Xtreme Action Sports Bar, in Denver, was just hours old when I showed up for dinner last Friday night to review what I imagined would be just an MMA-themed version of Hooters. Three or four servers dressed in ring girl uniforms stood outside passing out free drink coupons and shuddering in the cold. Inside, dozens of flat screens playing old UFC events surrounded the custom Octagon-shaped tables. Everything smelled new, including the freshly painted, bright-red walls. It was a lot to take in all at once. “Wow, this is what it looks like when MMA becomes mainstream,” I thought as I sat underneath a large metallic sign that dared me to answer in the affirmative: “Are You Xtreme?”
I coudn't help but hate on all this a little bit: the menu (appetizers were called "prelims," smaller entrees “lightweights,” etc.), the bartenders wearing Affliction T-shirts, the loud and obnoxious bro-rock. I realized that being around mixed martial arts since the beginning is like discovering a band before they make it big. That first album means so much to you, but after they sign to a major record label and their songs start appearing on the radio, you can’t help but feel like some purity's been lost, something that was just for you.
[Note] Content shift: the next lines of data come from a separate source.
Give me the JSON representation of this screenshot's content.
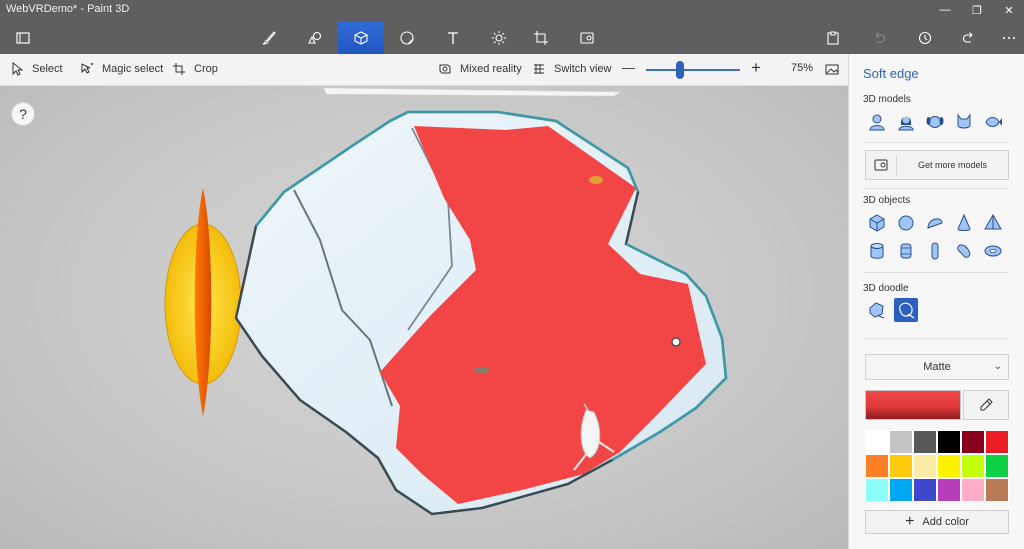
{
  "window": {
    "title": "WebVRDemo* - Paint 3D",
    "controls": [
      "—",
      "❐",
      "✕"
    ]
  },
  "toolbar": {
    "tools": [
      {
        "name": "menu",
        "icon": "folder-icon"
      },
      {
        "name": "brushes",
        "icon": "brush-icon"
      },
      {
        "name": "2d-shapes",
        "icon": "shapes-2d-icon"
      },
      {
        "name": "3d-shapes",
        "icon": "cube-icon",
        "active": true
      },
      {
        "name": "stickers",
        "icon": "sticker-icon"
      },
      {
        "name": "text",
        "icon": "text-icon"
      },
      {
        "name": "effects",
        "icon": "sun-icon"
      },
      {
        "name": "canvas",
        "icon": "canvas-crop-icon"
      },
      {
        "name": "remix3d",
        "icon": "remix-icon"
      }
    ],
    "right": [
      "paste-icon",
      "undo-icon",
      "history-icon",
      "redo-icon",
      "more-icon"
    ]
  },
  "subbar": {
    "select": "Select",
    "magic_select": "Magic select",
    "crop": "Crop",
    "mixed_reality": "Mixed reality",
    "switch_view": "Switch view",
    "zoom_minus": "—",
    "zoom_plus": "+",
    "zoom_level": "75%"
  },
  "canvas": {
    "help": "?"
  },
  "panel": {
    "title": "Soft edge",
    "section_models": "3D models",
    "models": [
      "man-model-icon",
      "woman-model-icon",
      "dog-model-icon",
      "cat-model-icon",
      "fish-model-icon"
    ],
    "get_more": "Get more models",
    "section_objects": "3D objects",
    "objects_row1": [
      "cube-icon",
      "sphere-icon",
      "hemisphere-icon",
      "cone-icon",
      "pyramid-icon"
    ],
    "objects_row2": [
      "cylinder-icon",
      "tube-icon",
      "capsule-icon",
      "bean-icon",
      "donut-icon"
    ],
    "section_doodle": "3D doodle",
    "doodles": [
      "sharp-edge-icon",
      "soft-edge-icon"
    ],
    "material": "Matte",
    "current_color": "#ef4646",
    "palette": [
      "#ffffff",
      "#c3c3c3",
      "#585858",
      "#000000",
      "#88001b",
      "#ec1c24",
      "#ff7f27",
      "#ffc90e",
      "#fdeca6",
      "#fff200",
      "#c4ff0e",
      "#0ed145",
      "#8cfffb",
      "#00a8f3",
      "#3f48cc",
      "#b83dba",
      "#ffaec8",
      "#b97a56"
    ],
    "add_color": "Add color"
  }
}
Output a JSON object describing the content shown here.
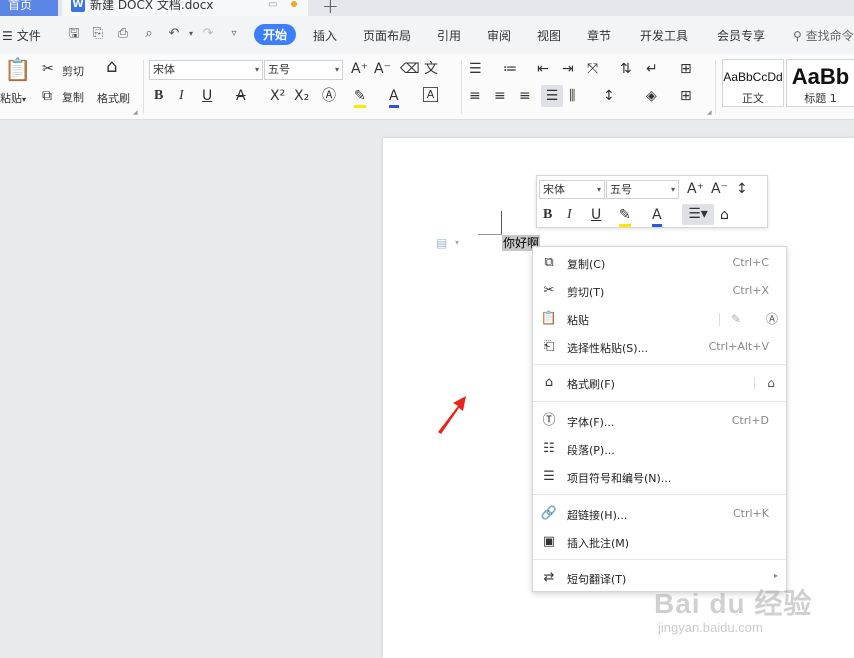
{
  "titlebar": {
    "home_tab": "首页",
    "doc_tab": "新建 DOCX 文档.docx",
    "doc_icon": "W"
  },
  "menubar": {
    "file": "文件",
    "tabs": [
      "开始",
      "插入",
      "页面布局",
      "引用",
      "审阅",
      "视图",
      "章节",
      "开发工具",
      "会员专享"
    ],
    "active_tab": "开始",
    "search": "查找命令"
  },
  "ribbon": {
    "paste": "粘贴",
    "cut": "剪切",
    "copy": "复制",
    "format_painter": "格式刷",
    "font": "宋体",
    "size": "五号",
    "styles": [
      {
        "sample": "AaBbCcDd",
        "name": "正文"
      },
      {
        "sample": "AaBb",
        "name": "标题 1"
      }
    ]
  },
  "document": {
    "selected_text": "你好啊"
  },
  "mini_toolbar": {
    "font": "宋体",
    "size": "五号"
  },
  "context_menu": {
    "items": [
      {
        "label": "复制(C)",
        "shortcut": "Ctrl+C"
      },
      {
        "label": "剪切(T)",
        "shortcut": "Ctrl+X"
      },
      {
        "label": "粘贴",
        "shortcut": ""
      },
      {
        "label": "选择性粘贴(S)...",
        "shortcut": "Ctrl+Alt+V"
      },
      {
        "label": "格式刷(F)",
        "shortcut": ""
      },
      {
        "label": "字体(F)...",
        "shortcut": "Ctrl+D"
      },
      {
        "label": "段落(P)...",
        "shortcut": ""
      },
      {
        "label": "项目符号和编号(N)...",
        "shortcut": ""
      },
      {
        "label": "超链接(H)...",
        "shortcut": "Ctrl+K"
      },
      {
        "label": "插入批注(M)",
        "shortcut": ""
      },
      {
        "label": "短句翻译(T)",
        "shortcut": ""
      }
    ]
  },
  "watermark": {
    "main": "Bai du 经验",
    "sub": "jingyan.baidu.com"
  },
  "colors": {
    "accent": "#3d7eff",
    "highlight": "#ffe600",
    "font_color": "#2b56e0",
    "arrow": "#e8261c"
  }
}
So there I saw in an MMA-sports bar with the "average Joes," longing for the days when MMA was still fringe and getting snarky.
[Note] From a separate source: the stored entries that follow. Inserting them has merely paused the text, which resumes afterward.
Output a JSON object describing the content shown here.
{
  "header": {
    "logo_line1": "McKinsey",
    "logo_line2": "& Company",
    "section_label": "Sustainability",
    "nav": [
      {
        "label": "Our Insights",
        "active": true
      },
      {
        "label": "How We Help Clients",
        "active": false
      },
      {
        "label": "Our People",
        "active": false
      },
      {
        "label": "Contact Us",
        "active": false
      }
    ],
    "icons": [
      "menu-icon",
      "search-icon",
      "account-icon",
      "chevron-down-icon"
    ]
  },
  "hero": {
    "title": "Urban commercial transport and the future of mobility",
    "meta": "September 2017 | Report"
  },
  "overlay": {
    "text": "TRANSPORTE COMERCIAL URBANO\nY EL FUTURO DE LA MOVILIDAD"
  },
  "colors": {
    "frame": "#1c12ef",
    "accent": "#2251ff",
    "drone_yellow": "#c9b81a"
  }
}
“Wow, you’re really mean,” said my waitress Kyle as she struggled to convince me to order a round. She’s right, I thought, so I decided to shake off the hater inside me by ordering the drinks with the most entertaining names: one Blood of Dana, one Throat Punch, one Cutgirl, and one Screaming Tapout, if you please, Kyle. I took all four shots and started feeling more amicable.
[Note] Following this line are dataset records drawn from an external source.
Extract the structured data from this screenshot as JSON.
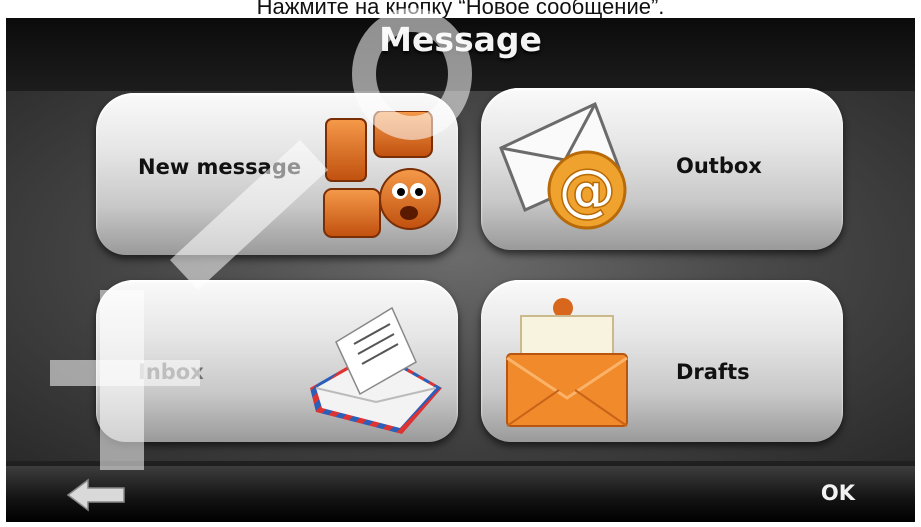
{
  "caption": "Нажмите на кнопку “Новое сообщение”.",
  "screen": {
    "title": "Message",
    "tiles": [
      {
        "label": "New message",
        "icon": "im-chat-icon"
      },
      {
        "label": "Outbox",
        "icon": "envelope-at-icon"
      },
      {
        "label": "Inbox",
        "icon": "airmail-letter-icon"
      },
      {
        "label": "Drafts",
        "icon": "orange-envelope-icon"
      }
    ],
    "bottom": {
      "back_icon": "back-arrow-icon",
      "ok_label": "OK"
    }
  },
  "colors": {
    "title_text": "#f4f4f4",
    "tile_label": "#111111",
    "inbox_label": "#6f6f6f",
    "icon_orange": "#e8791f"
  }
}
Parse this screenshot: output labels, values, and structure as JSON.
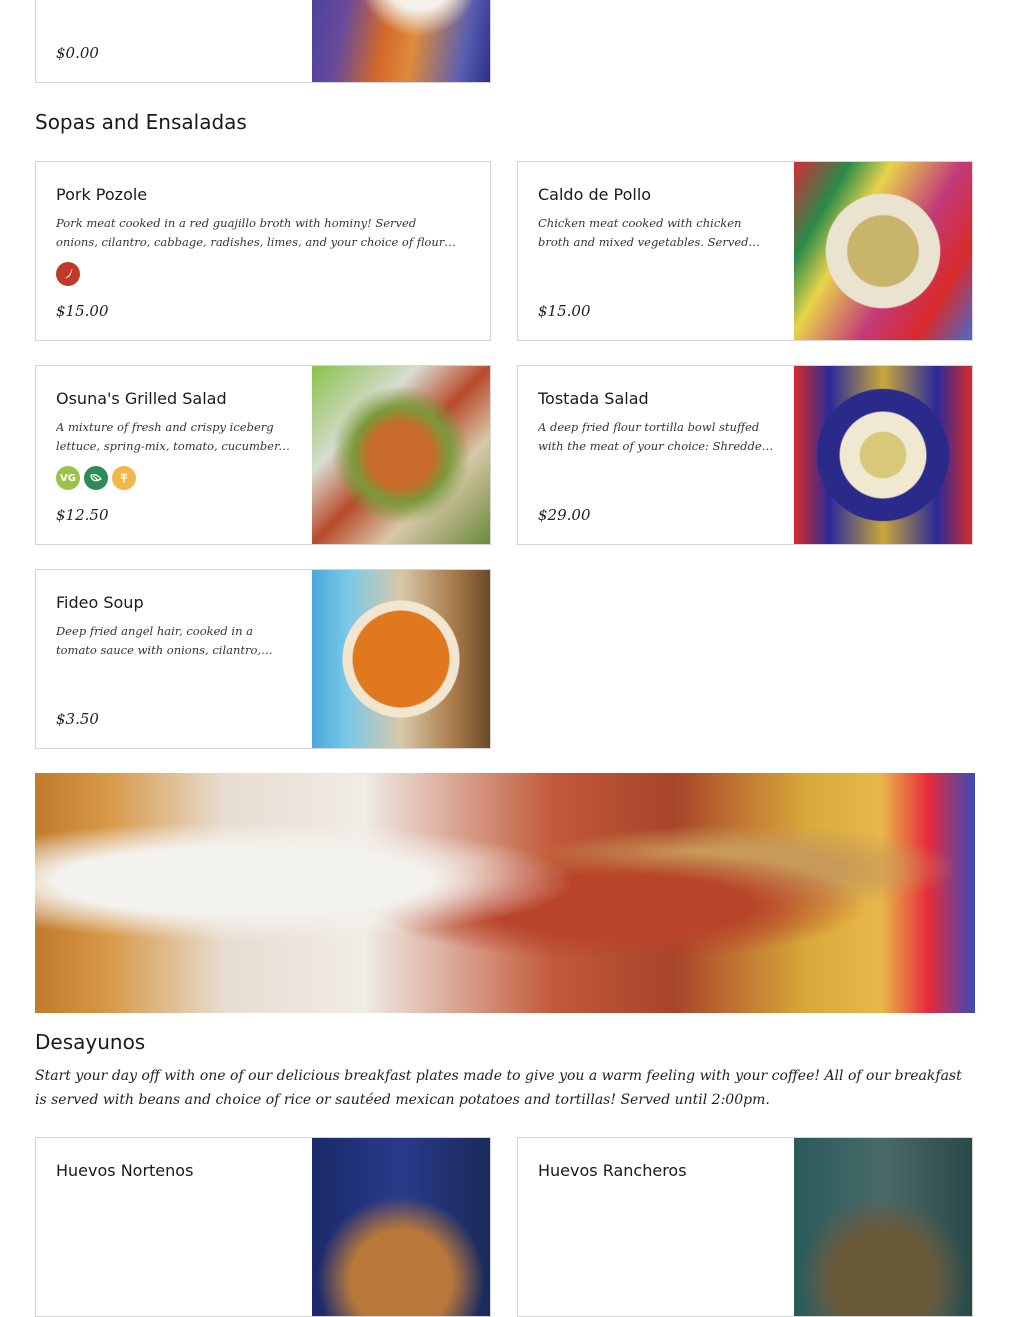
{
  "top_card": {
    "price": "$0.00"
  },
  "sopas": {
    "title": "Sopas and Ensaladas",
    "items": [
      {
        "name": "Pork Pozole",
        "description": "Pork meat cooked in a red guajillo broth with hominy! Served onions, cilantro, cabbage, radishes, limes, and your choice of flour or corn tortillas!",
        "price": "$15.00",
        "badges": [
          "spicy-icon"
        ]
      },
      {
        "name": "Caldo de Pollo",
        "description": "Chicken meat cooked with chicken broth and mixed vegetables. Served with rice, and your...",
        "price": "$15.00",
        "badges": []
      },
      {
        "name": "Osuna's Grilled Salad",
        "description": "A mixture of fresh and crispy iceberg lettuce, spring-mix, tomato, cucumber, carrots, grilled...",
        "price": "$12.50",
        "badges": [
          "vegetarian-icon",
          "vegan-icon",
          "gluten-free-icon"
        ],
        "badge_labels": {
          "vg": "VG"
        }
      },
      {
        "name": "Tostada Salad",
        "description": "A deep fried flour tortilla bowl stuffed with the meat of your choice: Shredded beef, chicken,...",
        "price": "$29.00",
        "badges": []
      },
      {
        "name": "Fideo Soup",
        "description": "Deep fried angel hair, cooked in a tomato sauce with onions, cilantro, celery, carrots, garlic,...",
        "price": "$3.50",
        "badges": []
      }
    ]
  },
  "desayunos": {
    "title": "Desayunos",
    "description": "Start your day off with one of our delicious breakfast plates made to give you a warm feeling with your coffee! All of our breakfast is served with beans and choice of rice or sautéed mexican potatoes and tortillas! Served until 2:00pm.",
    "items": [
      {
        "name": "Huevos Nortenos"
      },
      {
        "name": "Huevos Rancheros"
      }
    ]
  },
  "colors": {
    "spicy": "#c0392b",
    "vegetarian": "#9bc34a",
    "vegan": "#2e8b57",
    "gluten_free": "#f0b84a"
  }
}
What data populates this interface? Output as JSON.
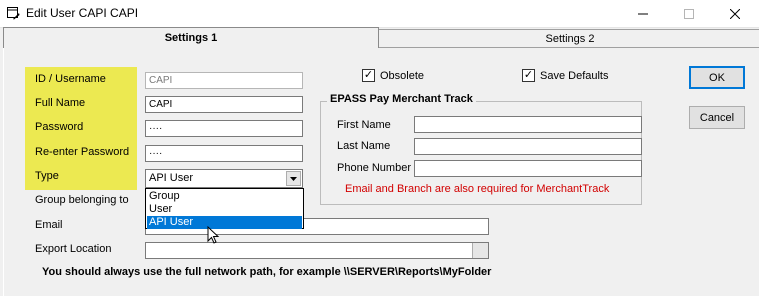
{
  "window": {
    "title": "Edit User CAPI CAPI",
    "icon": "edit-form-icon"
  },
  "tabs": [
    {
      "label": "Settings 1",
      "active": true
    },
    {
      "label": "Settings 2",
      "active": false
    }
  ],
  "form": {
    "id_label": "ID / Username",
    "id_value": "CAPI",
    "fullname_label": "Full Name",
    "fullname_value": "CAPI",
    "password_label": "Password",
    "password_value": "····",
    "reenter_label": "Re-enter Password",
    "reenter_value": "····",
    "type_label": "Type",
    "type_value": "API User",
    "type_options": [
      "Group",
      "User",
      "API User"
    ],
    "group_label": "Group belonging to",
    "email_label": "Email",
    "email_value": "",
    "export_label": "Export Location",
    "export_value": ""
  },
  "checks": {
    "obsolete_label": "Obsolete",
    "obsolete_checked": true,
    "defaults_label": "Save Defaults",
    "defaults_checked": true
  },
  "epass": {
    "title": "EPASS Pay Merchant Track",
    "first_name_label": "First Name",
    "last_name_label": "Last Name",
    "phone_label": "Phone Number",
    "warning": "Email and Branch are also required for MerchantTrack"
  },
  "buttons": {
    "ok": "OK",
    "cancel": "Cancel"
  },
  "note": "You should always use the full network path, for example \\\\SERVER\\Reports\\MyFolder",
  "colors": {
    "highlight": "#ece951",
    "selection": "#0078d7",
    "warning": "#d20000"
  }
}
I watched a couple UFC fights I hadn’t seen in ages on the screens behind me and started chatting with Kyle about her experience with MMA. It turned out she'd recently started to work as a ring girl at local events and had been asked by management to produce a training manual for the other servers--a sort of MMA primer. After getting a sense of the depth of my MMA knowledge, she quickly ran off to get a spiral notebook she'd been working in.
I brightened up instantly. Her notes, written in pretty pink ink, were the greatest MMA-related thing I had seen in a long time. “Why are you grinning, you weirdo?” she asked as I flipped through the pages. The novelty of seeing someone put effort into mapping out and learning the sport for the first time was really touching. She had listed off the various MMA promotions, the weight classes, several of the fighters, and a glossary of general terms like "clinch" and "take down." I mentioned that the first UFC took place in Denver and gave her the names of a couple of local fighters. She wrote those down as well.
As I paid the check, I had an epiphany: I shouldn’t be such a stuck-up pretentious hipster; I should just enjoy the mainstreaming of MMA for what it is. Just because I was there at the sport's beginning doesn’t mean I'm entitled to its future. Wanting your favorite band to stay obscure and unknown forever is a selfish act. MMA might never feel as cool to me as it did in 1992--artists in all mediums seem to produce their best work in their youth, when they’re still struggling and don’t know any better--but MMA will continue to be just as important to the people learning about it now as it was to me back then. Besides, even if someone discovers Bad Brains through listening to their recent awful rock-reggae albums, inevitably that person will find his way back to the band's brilliant punk masterpieces of the early 80s.